Il problema non si limita infatti al glutine, sono anche altre le sostanze indiziate. Vi sono ad esempio, gli “ati”, ossia gli inibitori dell'amilasi-tripsina, che rappresentano il 4% delle proteine del frumento e innescherebbero risposte immunologiche, e sarebbero quindi in grado di accendere l'infiammazione a livello dell'intestino, innescando così danni ai reni, alla milza e perfino al cervello. “ Ci si sta orientando a parlare non più o non solo di 'intolleranza al glutine', ma di intolleranza al grano”, spiega la professoressa Carolina Ciacci, gastroenterologa della Sige.
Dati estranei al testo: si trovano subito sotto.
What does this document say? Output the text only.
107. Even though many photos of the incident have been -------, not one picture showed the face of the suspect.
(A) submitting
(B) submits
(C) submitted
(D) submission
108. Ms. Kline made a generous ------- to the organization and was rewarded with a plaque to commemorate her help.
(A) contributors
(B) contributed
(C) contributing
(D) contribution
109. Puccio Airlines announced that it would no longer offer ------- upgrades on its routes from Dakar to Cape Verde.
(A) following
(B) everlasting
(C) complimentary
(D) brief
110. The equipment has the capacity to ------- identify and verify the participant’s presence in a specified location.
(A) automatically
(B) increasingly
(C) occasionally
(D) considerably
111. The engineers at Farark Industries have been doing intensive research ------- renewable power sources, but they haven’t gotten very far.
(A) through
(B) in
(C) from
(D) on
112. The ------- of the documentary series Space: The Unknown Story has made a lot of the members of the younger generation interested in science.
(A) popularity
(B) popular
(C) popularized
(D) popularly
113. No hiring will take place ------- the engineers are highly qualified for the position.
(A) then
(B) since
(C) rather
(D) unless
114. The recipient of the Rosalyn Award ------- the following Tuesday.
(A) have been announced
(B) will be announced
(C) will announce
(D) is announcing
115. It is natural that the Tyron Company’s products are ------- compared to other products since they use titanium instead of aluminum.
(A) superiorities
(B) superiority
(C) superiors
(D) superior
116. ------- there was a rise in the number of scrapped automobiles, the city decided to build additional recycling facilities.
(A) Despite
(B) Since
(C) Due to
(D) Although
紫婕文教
Insomma, l’indicazione è duplice. E’ anzitutto fondamentale dar retta ai segnali dell’organismo, effettuare le diagnosi del caso e darne seguito nelle scelte alimentari. E guai a non farlo. La celiachia, secondo le stime, colpisce almeno l'1% degli italiani (proporzione analoga su scala globale), ma sono almeno il 30% quelli “a rischio”, in quanto predisposti geneticamente, il che è una variabile decisiva della patologia.

La seconda indicazione coinvolge invece coloro che risultano negativi ai test sulle intolleranze. Anche i non celiaci possono incorrere in alcuni problemi, con vaghi disturbi all'apparato digerente o anche alla testa. Per loro, come per tutti, l'indicazione è quella di un'alimentazione equilibrata. Senza però dover ricorrere al “gluten-free”, che a quel punto, sì, diventa solo un’inutile e poco nutritiva “moda”, pur seguita addirittura da un americano su quattro.